On the Lions' first drive, Kramer drove them down the field and capped it off by hitting wide receiver Willie Green over the top for a 31-yard touchdown pass. Later in the first, Cowboys quarterback Steve Beuerlein helped Dallas respond with a 28-yard field goal to cut Detroit's lead to 7-3 heading into the second. With the game close, the Lions offense failed to score any points, but the defense picked up the slack. Dropping back to pass on his own 20-yard line, Beuerlein underthrew an out route near the Lions sideline and defensive back Mel Jenkins returned the errant throw 41 yards for a touchdown. The Cowboys and Lions would both add field goals before halftime, making Detroit's lead 17-6, but the bigger story was that head coach Jimmy Johnson elected to bench Beuerlein in favor of injured starter Troy Aikman. On the final two plays of the first half, the Lions sacked Aikman and intercepted his desperation heave as time expired. Unknown to the Cowboys as they trotted into the Pontiac Silverdome locker rooms, this move would only quicken the sounding of their death knell.

For most of the third quarter, nothing happened and the teams traded possessions. With the third quarter nearing its end, the Lions offense started a drive at their own 20-yard line. Kramer -- as he had been doing all day -- led the offense down the field, completing six passes of 15 yards or shorter before reaching the Cowboys 9-yard line. After failed attempts on first and second down, Kramer hit Willie Green in the corner of the end zone to take a 24-6 lead with 1:19 remaining in the quarter. Moments later, the Lions would all but seal their victory.

On their ensuing drive, the Cowboys had possession at their own 30-yard line with a new set of downs. Aikman, looking to get his team back in the game, fumbled the snap and Detroit linebacker Victor Jones recovered the dropped ball. After moving to Dallas' 7-yard line, the Lions failed to score on their first two attempts for the second time in a row after facing first-and-goal. But, again, the third time was the charm, as Kramer and rookie receiver Herman Moore connected in the end zone to give Detroit a commanding 31-6 lead as the game headed into the final frame.

It was mentioned before, and I'll repeat it again here: with about 8 minutes left in the fourth quarter, Barry Sanders had a mere 22 yards rushing on 11 carries -- four in the first half and seven in the second. However, as the Lions abandoned the passing game in favor of running out the clock, Barry earned a chance to do what he did best: make opposing defenders look silly. On a run that looked to be stuffed, Sanders busted through and around multiple defenders en route to a 41-yard touchdown run (you have to love Brett Perriman dancing on the sideline after the run, almost as much as you have to love the look of pure defeat on Troy Aikman's face).

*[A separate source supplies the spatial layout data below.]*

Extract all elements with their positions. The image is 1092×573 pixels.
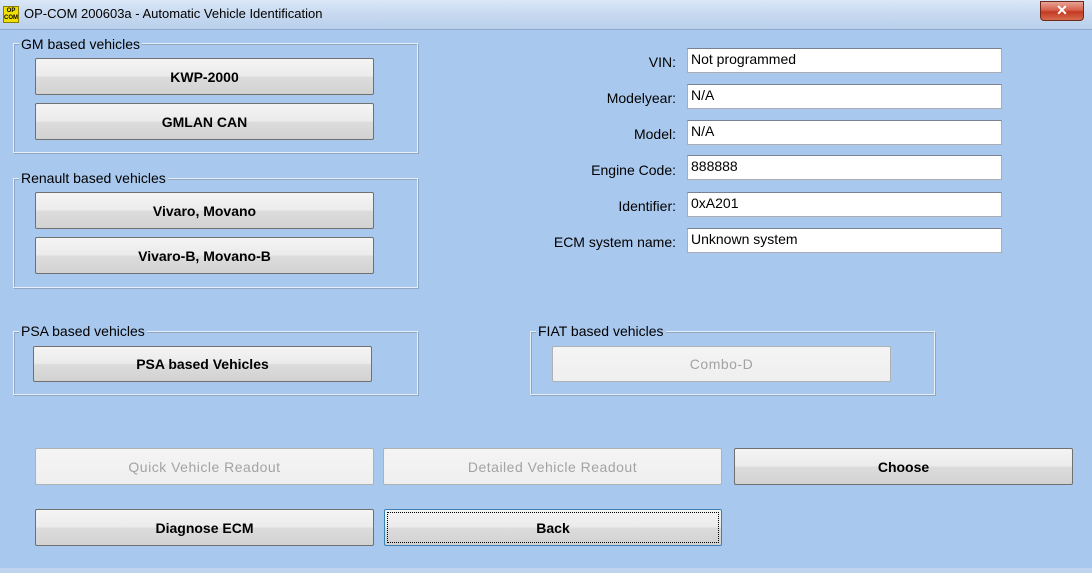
app-icon: OP COM — [3, 6, 19, 23]
vivaro-movano-button[interactable]: Vivaro, Movano — [35, 192, 374, 229]
psa-group-label: PSA based vehicles — [19, 323, 147, 339]
close-button[interactable]: ✕ — [1040, 1, 1084, 21]
window-title: OP-COM 200603a - Automatic Vehicle Ident… — [24, 6, 323, 21]
diagnose-ecm-button[interactable]: Diagnose ECM — [35, 509, 374, 546]
identifier-label: Identifier: — [618, 198, 676, 214]
detailed-vehicle-readout-button[interactable]: Detailed Vehicle Readout — [383, 448, 722, 485]
kwp2000-button-label: KWP-2000 — [170, 68, 239, 85]
ecm-system-name-label: ECM system name: — [553, 234, 676, 250]
vivaro-b-movano-b-button[interactable]: Vivaro-B, Movano-B — [35, 237, 374, 274]
psa-vehicles-button-label: PSA based Vehicles — [136, 356, 269, 372]
gmlan-can-button-label: GMLAN CAN — [161, 113, 248, 130]
ecm-system-name-field[interactable]: Unknown system — [687, 228, 1002, 253]
engine-code-field[interactable]: 888888 — [687, 155, 1002, 180]
choose-button[interactable]: Choose — [734, 448, 1073, 485]
back-button-label: Back — [536, 519, 570, 536]
quick-vehicle-readout-button[interactable]: Quick Vehicle Readout — [35, 448, 374, 485]
modelyear-label: Modelyear: — [606, 90, 676, 106]
choose-button-label: Choose — [877, 458, 930, 475]
main-window: OP COM OP-COM 200603a - Automatic Vehicl… — [0, 0, 1092, 573]
back-button[interactable]: Back — [384, 509, 722, 546]
window-bottom-border — [0, 568, 1092, 573]
identifier-field[interactable]: 0xA201 — [687, 192, 1002, 217]
gm-group-label: GM based vehicles — [19, 36, 143, 52]
engine-code-label: Engine Code: — [591, 162, 676, 178]
vivaro-b-movano-b-button-label: Vivaro-B, Movano-B — [138, 247, 271, 264]
combo-d-button[interactable]: Combo-D — [552, 346, 891, 382]
vin-label: VIN: — [648, 54, 676, 70]
modelyear-field[interactable]: N/A — [687, 84, 1002, 109]
detailed-vehicle-readout-label: Detailed Vehicle Readout — [467, 458, 638, 475]
vin-field[interactable]: Not programmed — [687, 48, 1002, 73]
quick-vehicle-readout-label: Quick Vehicle Readout — [128, 458, 281, 475]
kwp2000-button[interactable]: KWP-2000 — [35, 58, 374, 95]
combo-d-button-label: Combo-D — [689, 356, 754, 372]
model-field[interactable]: N/A — [687, 120, 1002, 145]
title-bar: OP COM OP-COM 200603a - Automatic Vehicl… — [0, 0, 1092, 30]
vivaro-movano-button-label: Vivaro, Movano — [152, 202, 257, 219]
model-label: Model: — [633, 126, 676, 142]
gmlan-can-button[interactable]: GMLAN CAN — [35, 103, 374, 140]
fiat-group-label: FIAT based vehicles — [536, 323, 666, 339]
close-icon: ✕ — [1056, 2, 1068, 18]
diagnose-ecm-button-label: Diagnose ECM — [155, 519, 254, 536]
renault-group-label: Renault based vehicles — [19, 170, 168, 186]
psa-vehicles-button[interactable]: PSA based Vehicles — [33, 346, 372, 382]
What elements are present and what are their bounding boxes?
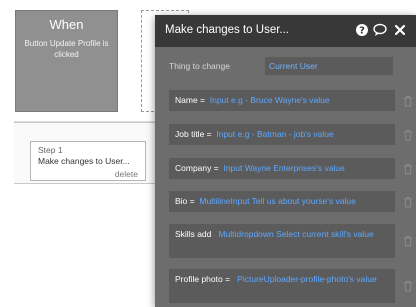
workflow-step-card[interactable]: Step 1 Make changes to User... delete bbox=[30, 141, 146, 181]
field-row-job-title[interactable]: Job title = Input e.g - Batman - job's v… bbox=[169, 124, 412, 145]
field-label: Name = bbox=[175, 95, 205, 105]
close-icon[interactable] bbox=[393, 23, 407, 37]
help-icon[interactable]: ? bbox=[355, 23, 369, 37]
field-label: Skills add bbox=[175, 229, 212, 239]
field-row-skills[interactable]: Skills add Multidropdown Select current … bbox=[169, 224, 412, 258]
field-value[interactable]: Input e.g - Bruce Wayne's value bbox=[210, 95, 330, 105]
trash-icon[interactable] bbox=[403, 129, 413, 141]
field-row-name[interactable]: Name = Input e.g - Bruce Wayne's value bbox=[169, 90, 412, 111]
field-row-profile-photo[interactable]: Profile photo = PictureUploader-profile-… bbox=[169, 269, 412, 303]
field-value[interactable]: Input e.g - Batman - job's value bbox=[216, 129, 333, 139]
trash-icon[interactable] bbox=[403, 280, 413, 292]
panel-title: Make changes to User... bbox=[165, 24, 290, 36]
step-number: Step 1 bbox=[38, 145, 63, 155]
field-value[interactable]: MultilineInput Tell us about yourse's va… bbox=[199, 196, 355, 206]
field-row-company[interactable]: Company = Input Wayne Enterprises's valu… bbox=[169, 158, 412, 179]
svg-text:?: ? bbox=[359, 26, 365, 37]
step-title: Make changes to User... bbox=[38, 156, 130, 166]
comment-icon[interactable] bbox=[373, 23, 387, 37]
event-block[interactable]: When Button Update Profile is clicked bbox=[15, 10, 118, 112]
field-row-bio[interactable]: Bio = MultilineInput Tell us about yours… bbox=[169, 191, 412, 212]
field-label: Profile photo = bbox=[175, 274, 231, 284]
field-label: Company = bbox=[175, 163, 219, 173]
thing-to-change-row: Thing to change Current User bbox=[169, 56, 395, 76]
trash-icon[interactable] bbox=[403, 95, 413, 107]
field-value[interactable]: Input Wayne Enterprises's value bbox=[223, 163, 344, 173]
trash-icon[interactable] bbox=[403, 163, 413, 175]
field-label: Bio = bbox=[175, 196, 195, 206]
field-label: Job title = bbox=[175, 129, 212, 139]
trash-icon[interactable] bbox=[403, 235, 413, 247]
field-value[interactable]: PictureUploader-profile-photo's value bbox=[237, 274, 377, 284]
field-value[interactable]: Multidropdown Select current skill's val… bbox=[218, 229, 373, 239]
thing-to-change-label: Thing to change bbox=[169, 61, 230, 71]
trash-icon[interactable] bbox=[403, 196, 413, 208]
thing-to-change-value[interactable]: Current User bbox=[265, 57, 393, 75]
event-title: When bbox=[49, 17, 84, 32]
action-property-panel: Make changes to User... ? Thing to chang… bbox=[155, 15, 416, 307]
event-description: Button Update Profile is clicked bbox=[24, 39, 109, 59]
panel-header: Make changes to User... ? bbox=[155, 15, 416, 47]
step-delete-link[interactable]: delete bbox=[115, 169, 138, 179]
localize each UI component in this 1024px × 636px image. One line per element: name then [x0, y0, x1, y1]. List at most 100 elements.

After the Barry run, the rest of the game became pomp and circumstance as the Lions rolled to a 38-6 victory. A couple of things that are just too awesome to not single out from game video: the late Toby Caston yelling and signing "Too Legit To Quit" into the camera and Roary bustin' a move as the game came to a close.

Watch condensed footage of the game here, or if you have the entire game recorded on VHS like my dad does, take a few hours to relive the past. It's electrifying watching the Lions offense tear apart the Cowboys as the Silverdome roars around them. The sound alone gives you goose bumps.